The history of the kilt can go back as far as the end of the 16th century. It was a full length garment that had an upper half that could be used as a cloak when you draped it over the shoulder and pulled up overhead.
The 11th edition of the Encyclopedia Britannica says the kilt is a Scandinavian word in origin; the word kilt comes from the Scots word kilt that means to tuck up the clothes around the body.
The kilt comes from the Norse settlers who had a similar garment and the Scots word derived from the Old Norse kjalta. When you were in battle, it was customary that you take off the garment or the kilt beforehand and set it aside.
The exact age of the kilt is still under debate.The earliest written source that definitely describes the plaid that was belted or great kilt comes from 1594. The great kilt is mostly associated with the Scots highlands but was also used in lowland rural areas.
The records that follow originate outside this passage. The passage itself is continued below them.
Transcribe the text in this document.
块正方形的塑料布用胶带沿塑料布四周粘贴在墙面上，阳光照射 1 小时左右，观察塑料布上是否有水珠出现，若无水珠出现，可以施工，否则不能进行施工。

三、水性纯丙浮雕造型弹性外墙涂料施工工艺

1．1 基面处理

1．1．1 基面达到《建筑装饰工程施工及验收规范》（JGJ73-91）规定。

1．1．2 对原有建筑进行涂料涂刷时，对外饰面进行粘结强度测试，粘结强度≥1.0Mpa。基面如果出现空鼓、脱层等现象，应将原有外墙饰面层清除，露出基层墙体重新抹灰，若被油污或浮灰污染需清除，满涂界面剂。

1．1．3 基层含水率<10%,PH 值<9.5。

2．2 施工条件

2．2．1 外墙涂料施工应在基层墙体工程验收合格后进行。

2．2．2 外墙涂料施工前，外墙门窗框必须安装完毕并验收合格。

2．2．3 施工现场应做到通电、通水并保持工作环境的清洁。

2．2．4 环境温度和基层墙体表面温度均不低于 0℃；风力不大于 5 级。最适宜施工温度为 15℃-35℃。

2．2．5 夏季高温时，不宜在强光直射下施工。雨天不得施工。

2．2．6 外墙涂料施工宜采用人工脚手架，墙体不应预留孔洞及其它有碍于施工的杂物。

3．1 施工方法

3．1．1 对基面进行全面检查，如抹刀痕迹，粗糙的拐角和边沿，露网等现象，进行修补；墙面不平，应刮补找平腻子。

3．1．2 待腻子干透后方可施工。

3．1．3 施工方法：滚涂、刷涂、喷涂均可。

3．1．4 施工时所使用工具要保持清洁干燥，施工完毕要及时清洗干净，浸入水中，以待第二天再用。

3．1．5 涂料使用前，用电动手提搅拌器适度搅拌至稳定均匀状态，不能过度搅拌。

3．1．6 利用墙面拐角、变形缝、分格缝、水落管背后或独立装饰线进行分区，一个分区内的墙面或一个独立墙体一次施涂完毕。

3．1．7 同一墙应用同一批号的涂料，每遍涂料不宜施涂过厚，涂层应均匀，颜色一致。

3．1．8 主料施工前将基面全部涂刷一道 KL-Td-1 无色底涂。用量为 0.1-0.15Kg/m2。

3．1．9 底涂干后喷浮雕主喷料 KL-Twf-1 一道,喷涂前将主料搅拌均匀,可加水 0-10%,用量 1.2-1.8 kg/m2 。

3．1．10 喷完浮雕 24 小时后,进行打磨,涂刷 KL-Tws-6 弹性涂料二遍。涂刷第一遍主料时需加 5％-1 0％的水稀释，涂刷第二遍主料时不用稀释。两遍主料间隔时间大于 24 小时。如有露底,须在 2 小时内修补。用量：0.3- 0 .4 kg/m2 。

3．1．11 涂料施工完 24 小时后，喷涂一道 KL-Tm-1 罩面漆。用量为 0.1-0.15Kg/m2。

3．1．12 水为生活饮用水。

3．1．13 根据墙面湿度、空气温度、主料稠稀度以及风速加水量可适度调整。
The widespread use of this type of kilt continued into the 19th century and some still wear them today.
For weddings the obvious attraction is that the grooms clan can be represented by his tartan of choice.Many stores can provide tartans that represent some of the more popular family names or clans but for a family that has an unusual name you might have to go for a more generic kilt.These would include household names such as Bonnie Prince Charlie,Modern Douglas and Royal Stewart.The groom can attire himself differently to the rest of the party or perhaps opt for his own family tartan while the other members of the party can all have a different tartan.At the end of the day it is all about having some fun so there are no strict rules and regulations.